AetheRock: An Arm-Worn Robot Teaching System for Force-Guided Vision-Tactile Learning

2026-06-08Robotics

Robotics
AI summary

The authors created AetheRock, a wearable device that collects force, vision, and touch data from a person's arm and fingers to help robots learn how to handle things better. They also developed ForceVT, a method that uses force and vision information to improve how robots understand touch, even when touch sensors vary in quality. Their experiments showed that AetheRock gathers data efficiently and ForceVT helps the robot learn reliably despite sensor differences. This work combines new hardware and software to improve robot learning for tasks that need careful touch and force sensing.

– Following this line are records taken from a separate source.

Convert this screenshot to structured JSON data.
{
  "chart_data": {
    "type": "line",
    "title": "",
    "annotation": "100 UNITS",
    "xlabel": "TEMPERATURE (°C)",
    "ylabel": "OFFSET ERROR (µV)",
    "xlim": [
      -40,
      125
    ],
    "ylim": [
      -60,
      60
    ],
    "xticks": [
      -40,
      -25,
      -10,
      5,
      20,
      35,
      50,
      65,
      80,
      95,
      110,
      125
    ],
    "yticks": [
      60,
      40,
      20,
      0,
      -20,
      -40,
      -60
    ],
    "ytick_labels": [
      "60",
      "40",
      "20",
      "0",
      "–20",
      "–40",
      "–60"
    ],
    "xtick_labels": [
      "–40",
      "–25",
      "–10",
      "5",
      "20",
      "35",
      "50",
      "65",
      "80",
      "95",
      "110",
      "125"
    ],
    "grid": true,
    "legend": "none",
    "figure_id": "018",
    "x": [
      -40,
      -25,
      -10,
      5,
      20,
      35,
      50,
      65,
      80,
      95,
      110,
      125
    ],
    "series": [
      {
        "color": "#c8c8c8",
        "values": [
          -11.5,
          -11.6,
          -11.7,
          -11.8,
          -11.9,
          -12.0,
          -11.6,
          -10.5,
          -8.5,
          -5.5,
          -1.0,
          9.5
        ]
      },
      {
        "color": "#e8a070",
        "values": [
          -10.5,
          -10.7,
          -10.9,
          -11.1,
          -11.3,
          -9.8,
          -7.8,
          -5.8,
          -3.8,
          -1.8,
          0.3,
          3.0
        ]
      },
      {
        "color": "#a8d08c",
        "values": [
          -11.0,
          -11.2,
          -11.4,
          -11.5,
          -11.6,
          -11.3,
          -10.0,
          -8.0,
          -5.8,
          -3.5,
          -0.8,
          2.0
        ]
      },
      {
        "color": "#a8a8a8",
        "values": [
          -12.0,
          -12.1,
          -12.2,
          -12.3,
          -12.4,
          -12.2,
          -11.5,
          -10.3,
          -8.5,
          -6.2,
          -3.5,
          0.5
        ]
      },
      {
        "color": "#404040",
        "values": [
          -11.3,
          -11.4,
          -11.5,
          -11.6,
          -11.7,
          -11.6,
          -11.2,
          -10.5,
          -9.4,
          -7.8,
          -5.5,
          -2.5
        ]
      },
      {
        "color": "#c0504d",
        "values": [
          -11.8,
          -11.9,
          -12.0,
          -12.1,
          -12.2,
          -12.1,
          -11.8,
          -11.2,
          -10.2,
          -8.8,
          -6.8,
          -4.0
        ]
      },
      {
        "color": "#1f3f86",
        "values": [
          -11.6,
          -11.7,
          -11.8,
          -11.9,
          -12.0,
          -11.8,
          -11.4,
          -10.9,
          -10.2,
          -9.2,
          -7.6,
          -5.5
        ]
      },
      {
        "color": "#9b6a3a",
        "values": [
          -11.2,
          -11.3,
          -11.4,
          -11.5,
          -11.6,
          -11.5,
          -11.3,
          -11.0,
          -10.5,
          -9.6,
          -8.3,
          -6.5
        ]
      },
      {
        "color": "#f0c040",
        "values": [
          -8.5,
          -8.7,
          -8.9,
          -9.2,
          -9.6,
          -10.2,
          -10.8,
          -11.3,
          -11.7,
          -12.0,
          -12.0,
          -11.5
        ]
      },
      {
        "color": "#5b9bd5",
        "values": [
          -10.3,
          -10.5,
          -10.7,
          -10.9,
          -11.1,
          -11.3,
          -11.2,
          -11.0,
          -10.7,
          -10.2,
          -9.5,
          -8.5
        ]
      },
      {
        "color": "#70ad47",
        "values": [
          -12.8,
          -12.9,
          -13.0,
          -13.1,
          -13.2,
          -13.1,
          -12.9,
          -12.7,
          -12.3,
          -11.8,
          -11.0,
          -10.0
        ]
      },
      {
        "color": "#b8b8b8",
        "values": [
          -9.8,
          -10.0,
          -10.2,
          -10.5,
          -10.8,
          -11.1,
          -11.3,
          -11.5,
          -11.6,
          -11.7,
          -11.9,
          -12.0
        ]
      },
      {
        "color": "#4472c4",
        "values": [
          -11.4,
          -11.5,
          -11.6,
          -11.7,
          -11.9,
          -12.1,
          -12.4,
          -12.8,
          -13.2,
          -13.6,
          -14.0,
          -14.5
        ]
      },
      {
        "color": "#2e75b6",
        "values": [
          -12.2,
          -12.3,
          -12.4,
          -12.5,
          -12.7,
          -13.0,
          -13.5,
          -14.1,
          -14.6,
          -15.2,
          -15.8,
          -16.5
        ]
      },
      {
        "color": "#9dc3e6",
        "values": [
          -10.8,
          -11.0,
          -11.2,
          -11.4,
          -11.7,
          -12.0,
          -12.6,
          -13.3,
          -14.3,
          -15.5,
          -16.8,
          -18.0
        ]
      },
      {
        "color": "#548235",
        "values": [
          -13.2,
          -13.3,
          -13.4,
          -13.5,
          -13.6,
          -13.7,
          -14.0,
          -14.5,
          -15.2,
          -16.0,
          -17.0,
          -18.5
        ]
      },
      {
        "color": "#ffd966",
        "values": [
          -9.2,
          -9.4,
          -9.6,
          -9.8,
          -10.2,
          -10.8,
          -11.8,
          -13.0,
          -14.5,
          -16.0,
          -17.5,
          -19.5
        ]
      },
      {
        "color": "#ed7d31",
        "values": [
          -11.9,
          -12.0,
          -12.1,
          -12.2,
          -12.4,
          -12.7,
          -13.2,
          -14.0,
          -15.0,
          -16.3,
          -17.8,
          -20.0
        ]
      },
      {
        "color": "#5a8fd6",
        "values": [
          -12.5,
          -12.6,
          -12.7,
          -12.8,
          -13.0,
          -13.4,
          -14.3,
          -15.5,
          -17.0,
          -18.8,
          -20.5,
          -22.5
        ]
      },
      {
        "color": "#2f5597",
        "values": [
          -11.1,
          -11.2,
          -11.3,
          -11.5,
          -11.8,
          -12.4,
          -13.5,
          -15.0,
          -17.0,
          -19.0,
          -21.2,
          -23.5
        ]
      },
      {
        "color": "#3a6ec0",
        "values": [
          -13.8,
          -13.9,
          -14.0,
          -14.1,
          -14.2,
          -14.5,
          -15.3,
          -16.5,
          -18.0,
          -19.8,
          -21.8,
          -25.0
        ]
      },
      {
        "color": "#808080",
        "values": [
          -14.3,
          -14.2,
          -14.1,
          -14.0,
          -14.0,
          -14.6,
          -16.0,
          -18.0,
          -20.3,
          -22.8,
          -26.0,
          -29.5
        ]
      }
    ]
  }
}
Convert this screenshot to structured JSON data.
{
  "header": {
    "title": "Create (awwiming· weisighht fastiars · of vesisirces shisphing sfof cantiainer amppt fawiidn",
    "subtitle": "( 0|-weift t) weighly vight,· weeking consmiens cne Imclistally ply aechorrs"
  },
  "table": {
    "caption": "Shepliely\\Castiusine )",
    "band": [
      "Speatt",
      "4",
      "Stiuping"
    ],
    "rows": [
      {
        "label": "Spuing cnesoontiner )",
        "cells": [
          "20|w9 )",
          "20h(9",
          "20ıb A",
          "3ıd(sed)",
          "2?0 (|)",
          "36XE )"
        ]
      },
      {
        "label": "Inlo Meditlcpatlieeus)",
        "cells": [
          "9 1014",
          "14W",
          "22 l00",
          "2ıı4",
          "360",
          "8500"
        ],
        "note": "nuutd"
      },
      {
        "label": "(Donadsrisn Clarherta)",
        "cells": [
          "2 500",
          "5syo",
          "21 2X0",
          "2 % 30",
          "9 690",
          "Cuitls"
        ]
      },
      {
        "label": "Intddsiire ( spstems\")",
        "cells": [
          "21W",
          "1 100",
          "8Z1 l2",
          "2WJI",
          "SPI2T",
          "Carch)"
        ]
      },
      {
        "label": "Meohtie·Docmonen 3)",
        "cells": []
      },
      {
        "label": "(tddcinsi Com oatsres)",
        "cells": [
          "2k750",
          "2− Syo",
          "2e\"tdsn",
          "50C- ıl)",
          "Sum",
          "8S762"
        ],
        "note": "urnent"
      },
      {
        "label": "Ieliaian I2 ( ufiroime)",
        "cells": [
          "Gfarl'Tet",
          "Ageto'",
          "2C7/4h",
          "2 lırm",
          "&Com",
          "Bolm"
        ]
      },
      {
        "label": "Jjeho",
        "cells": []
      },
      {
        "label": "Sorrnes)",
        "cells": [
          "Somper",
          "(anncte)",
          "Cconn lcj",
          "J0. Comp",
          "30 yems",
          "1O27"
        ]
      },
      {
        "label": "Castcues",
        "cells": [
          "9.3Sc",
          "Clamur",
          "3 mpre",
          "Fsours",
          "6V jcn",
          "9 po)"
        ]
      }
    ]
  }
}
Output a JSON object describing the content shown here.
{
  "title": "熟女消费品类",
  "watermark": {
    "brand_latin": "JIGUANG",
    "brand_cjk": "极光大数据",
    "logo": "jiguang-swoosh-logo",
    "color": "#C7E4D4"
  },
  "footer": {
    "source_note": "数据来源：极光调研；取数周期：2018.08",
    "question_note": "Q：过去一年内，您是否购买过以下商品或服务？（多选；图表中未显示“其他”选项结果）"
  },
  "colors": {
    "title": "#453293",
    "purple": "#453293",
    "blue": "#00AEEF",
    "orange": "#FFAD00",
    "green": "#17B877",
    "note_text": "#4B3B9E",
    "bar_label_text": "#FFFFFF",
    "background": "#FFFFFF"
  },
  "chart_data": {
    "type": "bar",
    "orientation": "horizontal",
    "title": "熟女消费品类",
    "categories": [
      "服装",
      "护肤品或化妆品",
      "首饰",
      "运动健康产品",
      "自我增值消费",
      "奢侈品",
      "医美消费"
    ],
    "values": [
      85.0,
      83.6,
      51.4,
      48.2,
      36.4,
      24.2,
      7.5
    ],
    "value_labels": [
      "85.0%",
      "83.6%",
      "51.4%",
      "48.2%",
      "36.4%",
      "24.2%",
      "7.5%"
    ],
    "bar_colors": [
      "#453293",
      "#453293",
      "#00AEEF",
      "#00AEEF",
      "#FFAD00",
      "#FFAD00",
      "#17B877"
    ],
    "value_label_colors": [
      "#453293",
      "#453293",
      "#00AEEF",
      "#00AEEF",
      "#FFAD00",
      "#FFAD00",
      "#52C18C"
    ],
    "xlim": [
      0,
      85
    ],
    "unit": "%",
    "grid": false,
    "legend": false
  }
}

force sensingtactile sensingrobot learningwearable sensorsvisuo-tactile sensorsrepresentation learningdata efficiencysensor fusionrobot manipulationGelSlim-MiniFab
Authors
Hong Li, Yue Xu, Yihan Tang, Yankang Dong, Chenyuan Liu, Chenyang Yu, Xuyang Li, Siyuan Huang, Yujun Shen, Nan Xue, Yong-Lu Li
Abstract
Force and tactile sensing are indispensable in contact-rich manipulation. However, force-aware robot learning faces critical challenges due to the incompatible assembly of tactile and force sensors in handheld or wearable devices. To address these limitations, we first introduce AetheRock for gripper-force, vision, and tactile data collection, which is an arm-worn device featuring a modular and easily manufactured visuo-tactile sensor, GelSlim-MiniFab, at the fingertip, a resistive pressure sensor at the human finger contact region, a customized PCB module, and a wearable kit for comfortable and robust collection. Building on this, we propose ForceVT, a representation learning framework that uses force and vision to guide fidelity-agnostic tactile learning, enabling robust inference in any tactile situation. Real-world experiments show that AetheRock achieves qualified data efficiency and that ForceVT effectively alleviates inefficiencies when visuo-tactile sensors exhibit manufacturing and utilization inconsistencies. Overall, our work mitigates the limitations of gripper-force vision-tactile robot learning through innovative hardware design and algorithms.